Aradan uzun uzun seneler geçti ve tarihler artık 1980'leri göstermektedir.. Aslında sülalemiz tümden Türkiye'ye gelememişti ve beş-on aile orada kalmıştı. Tabii ki geçen yıllar içinde bizimkiler de boş durmadılar, ürediler ve buradaki hısım-akrabaları kadar bir nüfusa sahip oldular (Allah çalışanı sever ; Türk'e durmak yaraşmaz)..

Bilindiği gibi, Bulgaristan'daki Komünist yönetimin, Türklerin entegrasyonuyla ilgili politikaları (buz gibi asimilasyondur elbette !) istikametinde : dinimizin vecibelerini yerine getirmemiz ve dilimizi rahatça konuşmamız pek "oj" karşılanmazdı Todor Jivkov (aşağıda sağda) yönetimince.. Onlar da gerçi -hiyerarşiye uygun olarak- aşağı kademelerden gelen takip-tarassut raporlarına bakarak, bu durumu üst kademelerdeki istihbarat analiz uzmanlarına aktarırlar ve çıkan sonuçlardan da pek memnun olurlardı : "Türkler dinlerini uygulamakta isyankar olmamakla birlikte, ilkokuldan itibaren aldıkları Bulgarca ve Rusça eğitiminde de olumsuz çıkışlar yapmamakta olup önümüzdeki beş on sene içinde tam anlamı ile bir Bulgar kimliği kazanacaklardır."
Raporların genel değerlendirmesi aynen böyle idi. Şu demek ki artık sıra her birine Bulgarca isim vermeye geldi. E, o iş de kolay zaten !..
Yalnız, yönetimin atladığı bir gerçek vardı ki bunu çok sonraları anladılar : o zaman da iş işten geçmişti !..

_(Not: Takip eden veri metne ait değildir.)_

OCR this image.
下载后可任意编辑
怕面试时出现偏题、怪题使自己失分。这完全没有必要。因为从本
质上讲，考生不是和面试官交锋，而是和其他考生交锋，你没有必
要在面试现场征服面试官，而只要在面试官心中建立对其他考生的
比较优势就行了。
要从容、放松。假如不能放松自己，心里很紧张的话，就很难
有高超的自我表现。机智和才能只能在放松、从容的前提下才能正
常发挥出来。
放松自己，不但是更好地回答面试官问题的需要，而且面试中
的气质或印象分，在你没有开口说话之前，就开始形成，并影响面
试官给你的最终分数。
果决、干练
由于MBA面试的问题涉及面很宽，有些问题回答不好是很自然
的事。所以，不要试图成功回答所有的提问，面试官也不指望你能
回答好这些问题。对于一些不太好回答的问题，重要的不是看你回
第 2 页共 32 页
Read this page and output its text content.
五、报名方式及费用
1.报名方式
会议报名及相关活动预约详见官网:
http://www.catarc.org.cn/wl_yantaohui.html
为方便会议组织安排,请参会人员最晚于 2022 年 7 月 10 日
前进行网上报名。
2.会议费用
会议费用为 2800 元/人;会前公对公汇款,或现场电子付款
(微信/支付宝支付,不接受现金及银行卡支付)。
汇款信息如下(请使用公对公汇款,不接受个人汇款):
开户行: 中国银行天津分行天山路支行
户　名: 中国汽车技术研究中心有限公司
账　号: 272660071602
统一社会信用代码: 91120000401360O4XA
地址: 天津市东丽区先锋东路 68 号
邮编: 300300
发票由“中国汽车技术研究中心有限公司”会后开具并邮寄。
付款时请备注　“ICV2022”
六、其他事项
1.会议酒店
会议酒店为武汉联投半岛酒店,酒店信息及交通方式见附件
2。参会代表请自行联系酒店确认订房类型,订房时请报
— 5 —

Gerek alt kademelerden "durum raporu" sunulan gerekse üst kademelerde bu raporları değerlendiren makamlarda çokça Türk kökenli görevli vardı. Aşağıdan gelen raporlar, "Bölgemdeki genel durum, Türkler tarafından Bulgar yönetimine karşı bir tutum takınılmadığını göstermekte olup," diye başlar ve "uyum prosedürü"nün uygulanmasında bir sakınca olmadığına işaret ederek de sona ererdi... Üst düzeyde görevli Türk kökenli memurlar da bu raporları aynen karar mekanizmasına sunarlardı.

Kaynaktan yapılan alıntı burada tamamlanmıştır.